Interpreting segfault messages

2019-01-16 01:11发布

问题:

What is the correct interpretation of the following segfault messages?

segfault at 10 ip 00007f9bebcca90d sp 00007fffb62705f0 error 4 in libQtWebKit.so.4.5.2[7f9beb83a000+f6f000]
segfault at 10 ip 00007fa44d78890d sp 00007fff43f6b720 error 4 in libQtWebKit.so.4.5.2[7fa44d2f8000+f6f000]
segfault at 11 ip 00007f2b0022acee sp 00007fff368ea610 error 4 in libQtWebKit.so.4.5.2[7f2aff9f7000+f6f000]
segfault at 11 ip 00007f24b21adcee sp 00007fff7379ded0 error 4 in libQtWebKit.so.4.5.2[7f24b197a000+f6f000]

回答1:

This is a segfault due to following a null pointer trying to find code to run (that is, during an instruction fetch).

If this were a program, not a shared library

Run addr2line -e yourSegfaultingProgram 00007f9bebcca90d (and repeat for the other instruction pointer values given) to see where the error is happening. Better, get a debug-instrumented build, and reproduce the problem under a debugger such as gdb.

Since it's a shared library

You're hosed, unfortunately; it's not possible to know where the libraries were placed in memory by the dynamic linker after-the-fact. Reproduce the problem under gdb.

What the error means

Here's the breakdown of the fields:

  • address (after the at) - the location in memory the code is trying to access (it's likely that 10 and 11 are offsets from a pointer we expect to be set to a valid value but which is instead pointing to 0)
  • ip - instruction pointer, ie. where the code which is trying to do this lives
  • sp - stack pointer
  • error - An error code for page faults; see below for what this means on x86.

    /*
     * Page fault error code bits:
     *
     *   bit 0 ==    0: no page found       1: protection fault
     *   bit 1 ==    0: read access         1: write access
     *   bit 2 ==    0: kernel-mode access  1: user-mode access
     *   bit 3 ==                           1: use of reserved bit detected
     *   bit 4 ==                           1: fault was an instruction fetch
     */
    


回答2:

Error 4 means "The cause was a user-mode read resulting in no page being found.". There's a tool that decodes it here.

Here's the definition from the kernel. Keep in mind that 4 means that bit 2 is set and no other bits are set. If you convert it to binary that becomes clear.

/*
 * Page fault error code bits
 *      bit 0 == 0 means no page found, 1 means protection fault
 *      bit 1 == 0 means read, 1 means write
 *      bit 2 == 0 means kernel, 1 means user-mode
 *      bit 3 == 1 means use of reserved bit detected
 *      bit 4 == 1 means fault was an instruction fetch
 */
#define PF_PROT         (1<<0)
#define PF_WRITE        (1<<1)
#define PF_USER         (1<<2)
#define PF_RSVD         (1<<3)
#define PF_INSTR        (1<<4)

Now then, "ip 00007f9bebcca90d" means the instruction pointer was at 0x00007f9bebcca90d when the segfault happened.
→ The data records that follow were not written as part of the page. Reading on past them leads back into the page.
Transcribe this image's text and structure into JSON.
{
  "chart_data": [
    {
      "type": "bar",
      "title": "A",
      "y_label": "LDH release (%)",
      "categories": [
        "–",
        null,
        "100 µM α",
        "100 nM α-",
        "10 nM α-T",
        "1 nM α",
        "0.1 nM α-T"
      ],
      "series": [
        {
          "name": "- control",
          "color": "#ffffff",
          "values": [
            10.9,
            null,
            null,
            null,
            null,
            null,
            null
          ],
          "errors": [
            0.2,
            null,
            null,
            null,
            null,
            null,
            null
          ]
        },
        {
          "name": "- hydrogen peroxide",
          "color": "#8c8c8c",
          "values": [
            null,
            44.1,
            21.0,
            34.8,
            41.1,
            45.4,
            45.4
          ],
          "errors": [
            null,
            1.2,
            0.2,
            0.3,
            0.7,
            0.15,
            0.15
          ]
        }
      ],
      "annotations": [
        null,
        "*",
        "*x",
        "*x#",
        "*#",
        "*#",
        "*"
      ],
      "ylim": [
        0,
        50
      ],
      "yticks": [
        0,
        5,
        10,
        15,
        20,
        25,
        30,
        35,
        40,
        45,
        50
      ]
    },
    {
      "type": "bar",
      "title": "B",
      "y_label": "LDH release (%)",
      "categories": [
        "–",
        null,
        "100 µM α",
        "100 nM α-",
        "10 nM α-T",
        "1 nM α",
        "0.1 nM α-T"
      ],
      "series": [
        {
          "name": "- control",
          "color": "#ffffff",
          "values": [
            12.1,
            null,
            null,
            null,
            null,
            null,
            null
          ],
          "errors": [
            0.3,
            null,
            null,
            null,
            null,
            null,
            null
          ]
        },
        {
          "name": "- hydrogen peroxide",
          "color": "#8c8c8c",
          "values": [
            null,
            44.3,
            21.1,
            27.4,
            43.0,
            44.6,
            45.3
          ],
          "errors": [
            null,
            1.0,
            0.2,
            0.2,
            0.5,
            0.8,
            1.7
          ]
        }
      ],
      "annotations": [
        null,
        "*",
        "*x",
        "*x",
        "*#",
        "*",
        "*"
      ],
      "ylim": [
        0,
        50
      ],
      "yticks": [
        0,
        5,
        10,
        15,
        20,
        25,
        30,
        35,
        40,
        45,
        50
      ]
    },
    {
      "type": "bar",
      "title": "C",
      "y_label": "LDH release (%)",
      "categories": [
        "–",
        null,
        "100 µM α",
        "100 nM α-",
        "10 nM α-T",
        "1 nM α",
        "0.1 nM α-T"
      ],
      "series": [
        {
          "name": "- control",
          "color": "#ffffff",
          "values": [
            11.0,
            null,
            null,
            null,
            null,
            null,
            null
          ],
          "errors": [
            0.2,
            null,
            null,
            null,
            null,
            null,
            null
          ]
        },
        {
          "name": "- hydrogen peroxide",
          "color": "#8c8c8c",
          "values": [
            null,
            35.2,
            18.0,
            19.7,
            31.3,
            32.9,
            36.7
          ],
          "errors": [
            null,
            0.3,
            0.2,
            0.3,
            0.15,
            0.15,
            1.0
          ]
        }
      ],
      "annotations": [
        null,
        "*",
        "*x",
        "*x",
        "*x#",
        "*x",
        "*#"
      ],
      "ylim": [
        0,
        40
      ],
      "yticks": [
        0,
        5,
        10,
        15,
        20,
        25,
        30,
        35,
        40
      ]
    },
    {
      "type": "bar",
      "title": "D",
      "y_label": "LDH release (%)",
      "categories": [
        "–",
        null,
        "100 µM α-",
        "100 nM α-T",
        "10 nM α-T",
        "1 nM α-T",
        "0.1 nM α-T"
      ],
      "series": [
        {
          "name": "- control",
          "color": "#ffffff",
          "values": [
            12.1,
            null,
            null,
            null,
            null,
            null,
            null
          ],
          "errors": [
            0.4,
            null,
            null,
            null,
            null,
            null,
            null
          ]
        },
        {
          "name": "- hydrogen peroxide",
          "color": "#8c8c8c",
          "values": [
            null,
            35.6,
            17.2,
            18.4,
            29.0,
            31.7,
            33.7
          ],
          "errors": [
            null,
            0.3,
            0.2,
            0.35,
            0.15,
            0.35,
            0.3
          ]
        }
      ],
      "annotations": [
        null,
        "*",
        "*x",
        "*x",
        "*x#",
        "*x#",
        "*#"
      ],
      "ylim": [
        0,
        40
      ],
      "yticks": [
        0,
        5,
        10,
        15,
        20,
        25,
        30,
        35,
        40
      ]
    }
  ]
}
"libQtWebKit.so.4.5.2[7f9beb83a000+f6f000]" tells you:

  • The object the crash was in: "libQtWebKit.so.4.5.2"
  • The base address of that object "7f9beb83a000"
  • How big that object is: "f6f000"

If you take the base address and subtract it from the ip, you get the offset into that object:

0x00007f9bebcca90d - 0x7f9beb83a000 = 0x49090D

Then you can run addr2line on it:

addr2line -e /usr/lib64/qt45/lib/libQtWebKit.so.4.5.2 -fCi 0x49090D
??
??:0

In my case it wasn't successful, either the copy I installed isn't identical to yours, or it's stripped.



回答3:

Let's go to the source -- 2.6.32, for example. The message is printed by show_signal_msg() function in arch/x86/mm/fault.c if the show_unhandled_signals sysctl is set.

"error" is not an errno nor a signal number, it's a "page fault error code" -- see definition of enum x86_pf_error_code.

"[7fa44d2f8000+f6f000]" is starting address and size of virtual memory area where offending object was mapped at the time of crash. Value of "ip" should fit in this region. With this info in hand, it should be easy to find offending code in gdb.